“I have always loved the Corsair,” said restorer Matt Nightingale from his California Aerofab facility at Chino Airport. “It ranks right up there with the P-40.” Readers of Air Classics know that Matt has been responsible for returning many examples of the famed Curtiss fighter back to the air. “I got my start with the P-40 way back in 1993. That is when P-40C 41-13357 arrived at Fighter Rebuilders. I was just a kid at the time, but I knew I really liked that plane. Courtesy of Steve Hinton, I got my start on learning how to restore a fighter with the P-40C that had come out of Russia and was owned by Stephen Grey’s The Fighter Collection. Compared to some of the other projects since then, this aircraft was amazingly intact. It had crash-landed after a fight with Luftwaffe fighters in 1943 and then just stayed in a very cold climate near Archangelsk until rediscovered and removed to England and then Chino. I learned a tremendous amount by being able to help with the P-40C and I had a real sense of pride and accomplishment when it made its first post-restoration flight on 3 September 1998.” Since then, Matt has gone on to establish his own restoration facility, restored more P-40s, a French Hawk 75, an incredibly rare P-36 and, as can be seen in the last issue, a variety of OV-10 Broncos are now going through his shop. In-between these aircraft, there have been all sorts of other exciting projects with one of the most unusual being the “Yakfire.” This was a Yak airframe that received extensive modifications so it would look a bit like a Spitfire and an actor could sit in the rear seat and be filmed as if he was “flying” the fighter during shooting of the movie Dunkirk. “I recently had the chance to obtain a Vought F4U-1 — it was not a particularly easy process but I knew that if I did not get this airframe then future chances of restoring an early Corsair would be very limited.”

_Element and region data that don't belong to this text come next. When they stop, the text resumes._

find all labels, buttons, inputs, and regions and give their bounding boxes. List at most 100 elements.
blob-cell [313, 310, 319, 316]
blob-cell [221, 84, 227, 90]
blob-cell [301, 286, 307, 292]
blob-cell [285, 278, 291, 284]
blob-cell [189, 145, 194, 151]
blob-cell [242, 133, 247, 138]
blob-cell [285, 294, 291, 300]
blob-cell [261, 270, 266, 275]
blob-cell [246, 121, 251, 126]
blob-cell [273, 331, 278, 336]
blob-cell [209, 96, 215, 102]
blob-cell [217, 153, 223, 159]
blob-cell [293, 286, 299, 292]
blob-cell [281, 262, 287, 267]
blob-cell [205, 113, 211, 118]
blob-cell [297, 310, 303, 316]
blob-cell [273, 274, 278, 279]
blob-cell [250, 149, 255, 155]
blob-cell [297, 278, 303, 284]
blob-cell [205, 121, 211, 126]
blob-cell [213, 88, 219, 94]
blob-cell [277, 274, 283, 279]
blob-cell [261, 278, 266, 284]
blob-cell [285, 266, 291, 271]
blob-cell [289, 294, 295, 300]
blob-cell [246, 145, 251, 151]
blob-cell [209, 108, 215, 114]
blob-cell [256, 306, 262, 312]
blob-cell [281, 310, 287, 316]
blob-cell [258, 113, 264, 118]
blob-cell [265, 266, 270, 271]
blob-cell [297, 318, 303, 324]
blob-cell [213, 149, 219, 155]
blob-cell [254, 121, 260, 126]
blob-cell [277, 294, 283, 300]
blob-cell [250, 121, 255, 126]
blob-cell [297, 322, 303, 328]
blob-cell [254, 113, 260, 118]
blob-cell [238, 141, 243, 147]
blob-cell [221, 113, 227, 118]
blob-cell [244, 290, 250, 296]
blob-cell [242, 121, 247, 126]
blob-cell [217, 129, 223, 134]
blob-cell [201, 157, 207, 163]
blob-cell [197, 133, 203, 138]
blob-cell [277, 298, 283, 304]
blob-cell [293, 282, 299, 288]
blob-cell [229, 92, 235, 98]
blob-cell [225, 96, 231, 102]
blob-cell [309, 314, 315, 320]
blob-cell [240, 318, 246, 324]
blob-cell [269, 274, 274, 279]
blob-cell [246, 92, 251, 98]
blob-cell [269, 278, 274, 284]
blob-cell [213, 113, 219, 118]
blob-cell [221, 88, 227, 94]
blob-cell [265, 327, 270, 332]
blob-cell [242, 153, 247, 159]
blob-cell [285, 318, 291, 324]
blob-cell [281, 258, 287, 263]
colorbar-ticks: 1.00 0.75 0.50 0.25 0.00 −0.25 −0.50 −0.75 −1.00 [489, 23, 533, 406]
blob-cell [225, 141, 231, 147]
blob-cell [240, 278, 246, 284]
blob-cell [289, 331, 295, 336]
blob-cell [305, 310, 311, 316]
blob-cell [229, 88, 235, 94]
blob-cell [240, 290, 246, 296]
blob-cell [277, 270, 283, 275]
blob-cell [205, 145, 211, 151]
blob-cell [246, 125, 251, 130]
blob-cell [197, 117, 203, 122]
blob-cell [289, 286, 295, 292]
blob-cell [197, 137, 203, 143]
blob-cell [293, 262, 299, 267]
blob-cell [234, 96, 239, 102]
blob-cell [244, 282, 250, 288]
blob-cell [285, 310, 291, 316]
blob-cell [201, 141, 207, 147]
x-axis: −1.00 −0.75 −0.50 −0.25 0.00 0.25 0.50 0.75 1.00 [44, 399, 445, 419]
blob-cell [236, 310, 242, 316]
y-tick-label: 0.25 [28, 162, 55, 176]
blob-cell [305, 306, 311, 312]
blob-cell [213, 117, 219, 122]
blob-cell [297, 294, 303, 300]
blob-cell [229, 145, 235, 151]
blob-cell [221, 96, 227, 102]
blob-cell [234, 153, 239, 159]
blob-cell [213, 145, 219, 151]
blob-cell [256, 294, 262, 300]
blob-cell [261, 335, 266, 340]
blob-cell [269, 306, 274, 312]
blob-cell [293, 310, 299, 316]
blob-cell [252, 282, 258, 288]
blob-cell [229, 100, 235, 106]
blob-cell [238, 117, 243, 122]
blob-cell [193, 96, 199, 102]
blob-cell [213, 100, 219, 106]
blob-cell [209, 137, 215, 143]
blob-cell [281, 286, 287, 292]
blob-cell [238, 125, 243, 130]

Matt is certainly correct about that. There was a time during the early portion of the Warbird Movement when an airworthy example of the famed “bent-wing bird” was worth considerably less than a similar P-51D Mustang. All that has certainly changed. Corsair airframes, and associated spare parts, are now very difficult to come by and that is interesting since the Corsair remained in production longer than any other WWII fighter. Photographs taken during the late 1950s show literally hundreds of Corsairs in storage at NAF Litchfield Park in Arizona and being offered for sale but there were few buyers and most went to the smelters — along with tons of spare parts and components. In fact, if it weren’t for the recoveries during the 1970s of Corsairs operated in Latin America, then today’s Corsair fleet would indeed be very limited. “Compared to a P-40 or a P-51, the F4U is a really complex aircraft to restore,” states Matt. “There is nothing easy about the Corsair — especially that huge main spar which looks like it should be part of a bridge!” Over the past decade, restorers have advanced the ability to remanufacture certain components including the spar, which was once thought too complex to make it worthwhile, and rear fuselages. Matt is lucky to have the majority of this original airframe — and it is an aircraft with an exciting history. In the coming months, we will have regular updates on the F4U-1 restoration, its history, and how it came to Chino Airport.